The units described as separate parts may or may not be physically separate, and parts displayed as units may or may not be physical units, may be located in one place, or may be distributed on a plurality of network units. Some or all of the units can be selected according to actual needs to achieve the purpose of the solution of the embodiment.
In addition, functional units in the embodiments of the present invention may be integrated into one processing unit, or each unit may exist alone physically, or two or more units are integrated into one unit. The integrated unit can be realized in a form of hardware, and can also be realized in a form of a software functional unit.
The integrated unit, if implemented in the form of a software functional unit and sold or used as a stand-alone product, may be stored in a computer readable storage medium. Based on such understanding, the technical solution of the present invention may be embodied in the form of a software product, which is stored in a storage medium and includes instructions for causing a computer processor (processor) to execute all or part of the steps of the method according to the embodiments of the present invention. And the aforementioned storage medium includes: a U-disk, a removable hard disk, a Read-Only Memory (ROM), a Random Access Memory (RAM), a magnetic disk or an optical disk, and other various media capable of storing program codes.

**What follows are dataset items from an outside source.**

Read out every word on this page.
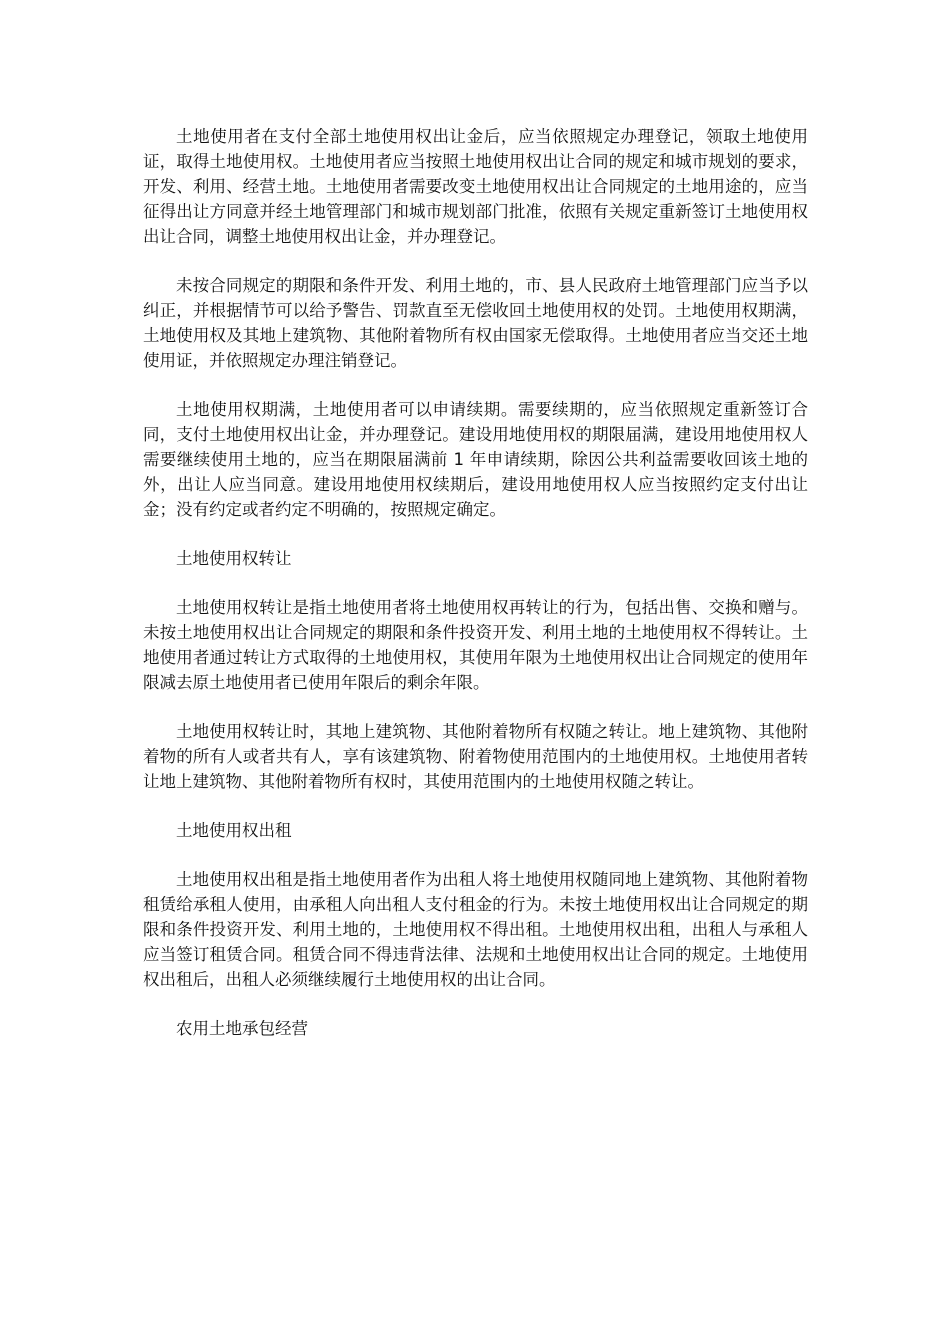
土地使用者在支付全部土地使用权出让金后，应当依照规定办理登记，领取土地使用证，取得土地使用权。土地使用者应当按照土地使用权出让合同的规定和城市规划的要求，开发、利用、经营土地。土地使用者需要改变土地使用权出让合同规定的土地用途的，应当征得出让方同意并经土地管理部门和城市规划部门批准，依照有关规定重新签订土地使用权出让合同，调整土地使用权出让金，并办理登记。

未按合同规定的期限和条件开发、利用土地的，市、县人民政府土地管理部门应当予以纠正，并根据情节可以给予警告、罚款直至无偿收回土地使用权的处罚。土地使用权期满，土地使用权及其地上建筑物、其他附着物所有权由国家无偿取得。土地使用者应当交还土地使用证，并依照规定办理注销登记。

土地使用权期满，土地使用者可以申请续期。需要续期的，应当依照规定重新签订合同，支付土地使用权出让金，并办理登记。建设用地使用权的期限届满，建设用地使用权人需要继续使用土地的，应当在期限届满前 1 年申请续期，除因公共利益需要收回该土地的外，出让人应当同意。建设用地使用权续期后，建设用地使用权人应当按照约定支付出让金；没有约定或者约定不明确的，按照规定确定。

土地使用权转让

土地使用权转让是指土地使用者将土地使用权再转让的行为，包括出售、交换和赠与。未按土地使用权出让合同规定的期限和条件投资开发、利用土地的土地使用权不得转让。土地使用者通过转让方式取得的土地使用权，其使用年限为土地使用权出让合同规定的使用年限减去原土地使用者已使用年限后的剩余年限。

土地使用权转让时，其地上建筑物、其他附着物所有权随之转让。地上建筑物、其他附着物的所有人或者共有人，享有该建筑物、附着物使用范围内的土地使用权。土地使用者转让地上建筑物、其他附着物所有权时，其使用范围内的土地使用权随之转让。

土地使用权出租

土地使用权出租是指土地使用者作为出租人将土地使用权随同地上建筑物、其他附着物租赁给承租人使用，由承租人向出租人支付租金的行为。未按土地使用权出让合同规定的期限和条件投资开发、利用土地的，土地使用权不得出租。土地使用权出租，出租人与承租人应当签订租赁合同。租赁合同不得违背法律、法规和土地使用权出让合同的规定。土地使用权出租后，出租人必须继续履行土地使用权的出让合同。

农用土地承包经营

The above description is only an embodiment of the present invention, and not intended to limit the scope of the present invention, and all modifications of equivalent structures and equivalent processes performed by the present specification and drawings, or directly or indirectly applied to other related technical fields, are included in the scope of the present invention.
Finally, it should be noted that: the above embodiments are only used to illustrate the technical solution of the present invention, and not to limit the same; while the invention has been described in detail and with reference to the foregoing embodiments, it will be understood by those skilled in the art that: the technical solutions described in the foregoing embodiments may still be modified, or some or all of the technical features may be equivalently replaced; and the modifications or the substitutions do not make the essence of the corresponding technical solutions depart from the scope of the technical solutions of the embodiments of the present invention.